The funny thing is, I was very excited about Voyager when it first started because I assumed by its nature that it would be a serial. I thought the ship design was very cool. I loved Jerry Goldsmith's theme music! The opening sequence was beautiful. But then, the story didn't go where I thought it would. I was expecting more conflict on the ship. I was expecting a story arc that would, say, leave them stranded on a planet for a few episodes, have the crew split up at some point (Maquis & Starfleet) and then be forced to come together episodes down the road. Anything like that with a little more risk would have been ideal for the show. I stopped watching shortly after 7 of 9 was brought in -- so I do still need to give Voyager another chance through my awesome Netflix subscription. But anyway, I think it's funny because the one thing I wanted in the show I was watching at the time (Voyager) is exactly what was happening in the show I was completely ignoring (DS9).
Your expectations were way out of line with Star Trek and television then. In 1995, that level of serialization and being set away from a staple (in this case the starship) was quite rare (outside of soaps). Networks didn't risk it. They had a (misguided) notion that most of their viewers didn't
see the previous episode or indeed at least a dozen of the past 2-3 dozen episodes. They felt continuation would deter viewers unless it was from a tight, action-packed story with a cliffhanger (e.g. a 2-part story, season finale cliffhanger). Syndication wasn't arc-heavy either. Xena's Dahak arc & Twilight of the Gods was quite loose, Hercules' Dahak/travel Europe arc was as well.

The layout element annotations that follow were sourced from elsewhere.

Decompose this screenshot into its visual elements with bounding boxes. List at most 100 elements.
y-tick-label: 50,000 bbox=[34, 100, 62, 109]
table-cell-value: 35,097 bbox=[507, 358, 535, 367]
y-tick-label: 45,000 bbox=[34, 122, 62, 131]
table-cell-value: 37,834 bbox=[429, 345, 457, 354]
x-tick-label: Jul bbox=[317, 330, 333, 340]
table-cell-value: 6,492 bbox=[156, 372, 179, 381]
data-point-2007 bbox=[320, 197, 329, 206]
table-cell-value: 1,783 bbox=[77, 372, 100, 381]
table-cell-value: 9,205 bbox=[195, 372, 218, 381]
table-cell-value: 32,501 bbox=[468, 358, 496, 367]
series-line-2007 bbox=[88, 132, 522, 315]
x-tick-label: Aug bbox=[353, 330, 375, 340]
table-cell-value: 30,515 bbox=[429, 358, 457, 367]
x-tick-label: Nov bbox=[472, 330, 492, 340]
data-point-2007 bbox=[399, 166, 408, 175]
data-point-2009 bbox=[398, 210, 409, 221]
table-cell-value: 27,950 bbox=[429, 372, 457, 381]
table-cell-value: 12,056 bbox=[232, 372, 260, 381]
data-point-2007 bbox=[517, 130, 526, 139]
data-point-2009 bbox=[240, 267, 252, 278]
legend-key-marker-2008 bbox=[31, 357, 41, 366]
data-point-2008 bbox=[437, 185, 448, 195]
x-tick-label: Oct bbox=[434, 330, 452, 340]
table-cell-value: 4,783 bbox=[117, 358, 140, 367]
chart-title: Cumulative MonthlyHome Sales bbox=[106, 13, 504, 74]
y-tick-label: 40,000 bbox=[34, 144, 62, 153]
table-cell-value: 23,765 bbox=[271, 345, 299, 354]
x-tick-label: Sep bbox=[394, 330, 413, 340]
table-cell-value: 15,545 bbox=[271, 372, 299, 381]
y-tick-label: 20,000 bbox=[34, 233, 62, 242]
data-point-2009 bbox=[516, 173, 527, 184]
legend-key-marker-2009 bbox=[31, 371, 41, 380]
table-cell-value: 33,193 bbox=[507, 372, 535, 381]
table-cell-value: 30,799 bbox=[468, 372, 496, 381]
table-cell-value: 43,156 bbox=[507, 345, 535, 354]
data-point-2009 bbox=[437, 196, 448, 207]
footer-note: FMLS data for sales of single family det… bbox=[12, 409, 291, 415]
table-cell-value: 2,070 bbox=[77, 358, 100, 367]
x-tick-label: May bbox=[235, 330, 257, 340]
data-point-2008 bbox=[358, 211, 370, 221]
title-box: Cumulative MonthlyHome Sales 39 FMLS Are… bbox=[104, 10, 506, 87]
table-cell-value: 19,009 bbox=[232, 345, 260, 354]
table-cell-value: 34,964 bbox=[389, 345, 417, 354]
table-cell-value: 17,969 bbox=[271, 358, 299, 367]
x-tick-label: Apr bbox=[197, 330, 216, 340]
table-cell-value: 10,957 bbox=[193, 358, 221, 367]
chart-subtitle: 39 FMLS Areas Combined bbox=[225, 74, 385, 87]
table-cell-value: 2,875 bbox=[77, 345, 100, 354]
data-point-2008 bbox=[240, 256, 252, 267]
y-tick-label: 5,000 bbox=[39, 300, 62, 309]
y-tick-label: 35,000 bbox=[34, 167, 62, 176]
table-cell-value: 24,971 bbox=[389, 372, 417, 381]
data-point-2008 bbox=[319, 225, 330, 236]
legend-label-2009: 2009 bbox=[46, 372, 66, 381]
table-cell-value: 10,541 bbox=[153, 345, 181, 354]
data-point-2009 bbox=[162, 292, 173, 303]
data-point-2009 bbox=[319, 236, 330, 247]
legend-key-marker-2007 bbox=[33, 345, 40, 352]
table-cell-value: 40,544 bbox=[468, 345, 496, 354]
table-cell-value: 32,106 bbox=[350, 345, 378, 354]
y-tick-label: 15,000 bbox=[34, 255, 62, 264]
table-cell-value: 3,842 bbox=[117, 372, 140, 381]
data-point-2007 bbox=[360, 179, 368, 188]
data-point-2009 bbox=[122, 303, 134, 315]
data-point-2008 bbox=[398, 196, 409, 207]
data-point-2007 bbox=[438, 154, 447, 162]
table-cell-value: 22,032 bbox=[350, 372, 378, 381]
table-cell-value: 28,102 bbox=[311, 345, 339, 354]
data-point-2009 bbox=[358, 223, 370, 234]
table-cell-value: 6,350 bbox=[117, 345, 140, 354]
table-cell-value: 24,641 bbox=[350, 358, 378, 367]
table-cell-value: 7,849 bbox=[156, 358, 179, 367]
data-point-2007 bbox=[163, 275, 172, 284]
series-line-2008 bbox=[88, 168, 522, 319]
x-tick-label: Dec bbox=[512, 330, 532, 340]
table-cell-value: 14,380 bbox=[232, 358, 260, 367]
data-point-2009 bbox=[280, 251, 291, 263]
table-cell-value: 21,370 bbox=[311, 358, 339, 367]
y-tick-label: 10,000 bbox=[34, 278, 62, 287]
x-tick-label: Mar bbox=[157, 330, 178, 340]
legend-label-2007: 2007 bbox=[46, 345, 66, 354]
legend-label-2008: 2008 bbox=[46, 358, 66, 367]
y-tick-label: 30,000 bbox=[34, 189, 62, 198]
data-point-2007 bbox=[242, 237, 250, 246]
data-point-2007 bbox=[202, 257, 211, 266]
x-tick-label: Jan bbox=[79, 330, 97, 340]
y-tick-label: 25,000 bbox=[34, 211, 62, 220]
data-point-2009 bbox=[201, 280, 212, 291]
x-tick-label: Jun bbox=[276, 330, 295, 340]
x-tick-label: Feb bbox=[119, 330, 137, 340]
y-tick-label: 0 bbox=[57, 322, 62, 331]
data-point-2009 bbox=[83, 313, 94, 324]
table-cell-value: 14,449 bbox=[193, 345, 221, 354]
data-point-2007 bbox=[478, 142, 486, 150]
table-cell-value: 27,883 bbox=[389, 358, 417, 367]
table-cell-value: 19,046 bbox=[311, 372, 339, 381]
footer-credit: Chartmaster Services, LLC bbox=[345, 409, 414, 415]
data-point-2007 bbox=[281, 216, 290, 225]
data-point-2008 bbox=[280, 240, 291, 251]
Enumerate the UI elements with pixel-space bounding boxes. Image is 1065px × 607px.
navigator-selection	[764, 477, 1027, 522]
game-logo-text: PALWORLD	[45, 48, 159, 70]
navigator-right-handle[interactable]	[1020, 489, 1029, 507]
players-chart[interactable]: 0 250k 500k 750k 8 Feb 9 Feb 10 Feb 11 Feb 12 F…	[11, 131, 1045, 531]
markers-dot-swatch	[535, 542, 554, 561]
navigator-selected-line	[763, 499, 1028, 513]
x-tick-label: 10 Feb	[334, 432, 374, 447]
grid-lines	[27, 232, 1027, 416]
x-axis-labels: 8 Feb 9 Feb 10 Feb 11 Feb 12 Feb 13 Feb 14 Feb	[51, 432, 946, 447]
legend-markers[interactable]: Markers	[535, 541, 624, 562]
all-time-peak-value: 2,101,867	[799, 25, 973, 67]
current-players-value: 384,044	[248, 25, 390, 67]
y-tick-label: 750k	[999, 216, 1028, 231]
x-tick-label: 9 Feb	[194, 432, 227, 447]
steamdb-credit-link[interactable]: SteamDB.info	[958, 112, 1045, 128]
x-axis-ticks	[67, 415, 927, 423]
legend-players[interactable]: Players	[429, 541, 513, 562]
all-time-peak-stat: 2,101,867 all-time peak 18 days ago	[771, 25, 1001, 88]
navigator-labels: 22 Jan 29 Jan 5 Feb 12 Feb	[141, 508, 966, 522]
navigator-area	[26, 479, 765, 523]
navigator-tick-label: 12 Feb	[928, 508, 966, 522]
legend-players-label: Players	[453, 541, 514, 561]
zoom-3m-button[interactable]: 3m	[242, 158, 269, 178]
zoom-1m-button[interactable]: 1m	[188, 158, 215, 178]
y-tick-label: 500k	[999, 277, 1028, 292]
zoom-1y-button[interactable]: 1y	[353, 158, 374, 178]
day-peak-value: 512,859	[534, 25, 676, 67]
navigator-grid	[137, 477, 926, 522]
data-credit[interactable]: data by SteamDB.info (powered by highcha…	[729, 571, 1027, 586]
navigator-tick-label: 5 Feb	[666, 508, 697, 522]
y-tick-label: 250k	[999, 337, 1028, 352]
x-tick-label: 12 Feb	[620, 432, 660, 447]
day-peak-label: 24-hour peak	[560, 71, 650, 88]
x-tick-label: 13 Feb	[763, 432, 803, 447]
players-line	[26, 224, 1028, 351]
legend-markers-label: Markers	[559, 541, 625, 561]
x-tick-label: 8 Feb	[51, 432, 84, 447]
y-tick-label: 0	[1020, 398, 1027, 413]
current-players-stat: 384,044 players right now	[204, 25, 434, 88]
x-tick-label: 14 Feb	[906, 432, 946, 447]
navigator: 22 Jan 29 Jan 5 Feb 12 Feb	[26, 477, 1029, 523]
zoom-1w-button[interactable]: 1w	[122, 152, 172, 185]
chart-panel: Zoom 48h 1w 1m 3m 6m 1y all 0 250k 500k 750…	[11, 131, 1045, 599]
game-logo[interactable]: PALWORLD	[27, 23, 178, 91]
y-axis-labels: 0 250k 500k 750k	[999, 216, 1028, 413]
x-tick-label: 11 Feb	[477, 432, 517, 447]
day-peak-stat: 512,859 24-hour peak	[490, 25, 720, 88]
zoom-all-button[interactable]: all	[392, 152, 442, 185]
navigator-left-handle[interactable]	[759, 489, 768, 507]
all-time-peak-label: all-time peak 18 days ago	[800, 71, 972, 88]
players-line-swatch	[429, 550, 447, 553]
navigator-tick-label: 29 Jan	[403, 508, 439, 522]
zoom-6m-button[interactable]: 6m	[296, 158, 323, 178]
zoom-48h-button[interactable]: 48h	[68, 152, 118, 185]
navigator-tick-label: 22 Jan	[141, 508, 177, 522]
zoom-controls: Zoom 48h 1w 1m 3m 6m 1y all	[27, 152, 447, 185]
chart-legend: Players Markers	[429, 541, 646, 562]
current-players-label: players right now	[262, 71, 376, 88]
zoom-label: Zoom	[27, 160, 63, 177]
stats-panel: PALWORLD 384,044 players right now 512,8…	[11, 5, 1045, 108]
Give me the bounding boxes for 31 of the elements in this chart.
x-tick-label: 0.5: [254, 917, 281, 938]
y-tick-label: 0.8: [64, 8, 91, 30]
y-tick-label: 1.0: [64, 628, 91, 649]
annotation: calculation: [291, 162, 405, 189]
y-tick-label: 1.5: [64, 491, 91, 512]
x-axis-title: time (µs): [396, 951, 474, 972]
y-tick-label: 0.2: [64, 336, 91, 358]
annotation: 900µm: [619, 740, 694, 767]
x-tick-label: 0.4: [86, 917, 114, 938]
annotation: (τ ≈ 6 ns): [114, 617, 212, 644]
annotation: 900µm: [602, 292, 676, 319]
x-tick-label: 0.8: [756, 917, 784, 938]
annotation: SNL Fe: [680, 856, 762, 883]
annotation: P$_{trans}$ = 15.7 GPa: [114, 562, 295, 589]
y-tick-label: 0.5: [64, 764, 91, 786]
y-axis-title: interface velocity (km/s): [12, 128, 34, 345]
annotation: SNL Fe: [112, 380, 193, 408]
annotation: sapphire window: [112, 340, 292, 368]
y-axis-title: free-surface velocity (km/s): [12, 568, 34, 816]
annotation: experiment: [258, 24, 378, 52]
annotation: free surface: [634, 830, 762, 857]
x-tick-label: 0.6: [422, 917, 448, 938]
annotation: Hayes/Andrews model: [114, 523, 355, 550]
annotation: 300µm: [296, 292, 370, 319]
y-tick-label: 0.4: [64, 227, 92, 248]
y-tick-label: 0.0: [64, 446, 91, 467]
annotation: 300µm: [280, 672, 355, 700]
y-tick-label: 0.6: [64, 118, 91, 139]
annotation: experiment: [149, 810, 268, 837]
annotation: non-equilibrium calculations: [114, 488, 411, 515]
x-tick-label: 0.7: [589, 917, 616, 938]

Even DS9 didn't start to do close running arcs (and even then the episodes had very distinct identities. i.e. no one will confuse "Rocks and Shoals" and "Sons and Daughters" or "When It Rains..." and "Extreme Measures") until 1997-99 and in the first case, they still showed the station by having some cast still on it (Odo, Quark, Rom, Kira, Jake). Babylon 5 was doing it, but it didn't get heavily serialized (deep into its arc) until parts of Season 3 (95-96). Season 4 (96-97) was heavy, one arc after another (Shadow and later Shadow-Vorlon War, Minbari Civil War, Earth Civil War), Season 5 got heavy in the back half, though there was a smaller Telepath arc early in the season. DS9 did remember
its past episodes though. Most of the series wasn't serialized. Serialized shows took off in niche venues, like cable channels. B5 & DS9 bucked the trend. X-Files did a little too, even though other than introducing elements (syndicate, black oil, etc), its mythology arc had a short-term memory and was just adding to the mystery, rarely ever solving it (it had the illusion of continuity). It would be hard for Paramount to produce multiple episodes of Voyager for a network, or even syndication where Voyager is nowhere to be seen, even if a recreation, impersonation, whatnot ("Living Witness", "Course: Oblivion") or where a bunch of rebels commandeered Voyager for more than part of 1 episode and it took 3+ episodes to get it back. "Basics, Part II" only had the Kazon in control for most of the episode and the takeover was part of a cliffhanger so everyone would expect a resolution by the end of Part 2. And the Hirogen takeover, the entire crew was still on the ship, it was just occupied.
Look at it another way, even besides networks not liking heavy serialization, production studios might be risk adverse, particularly since there wasn't much precedent, and soaps had a rather trashy reputation, at least from the perspective of writers. Until arc pioneer shows proved themselves, many shows wouldn't touch an arc.
And yeah, Voyager's opening is excellent. It still looks beautiful and sounds wondrous 17 years later. I think that gets ignored. It hands down had the best sounding and best looking opening of *any* Star Trek series. DS9's wasn't bad, but it felt like it was missing something from making it great and the rather unremarkable background/visuals made it no contest (the big wormhole reveal was all it had going for it there). TNG sounded a bit pompous. DS9 sounded dignified (definate airs of that Olympics theme and some other work I think from the '40s. By Copeland?). Voyager sounded majestic and wondrous and looked the part too.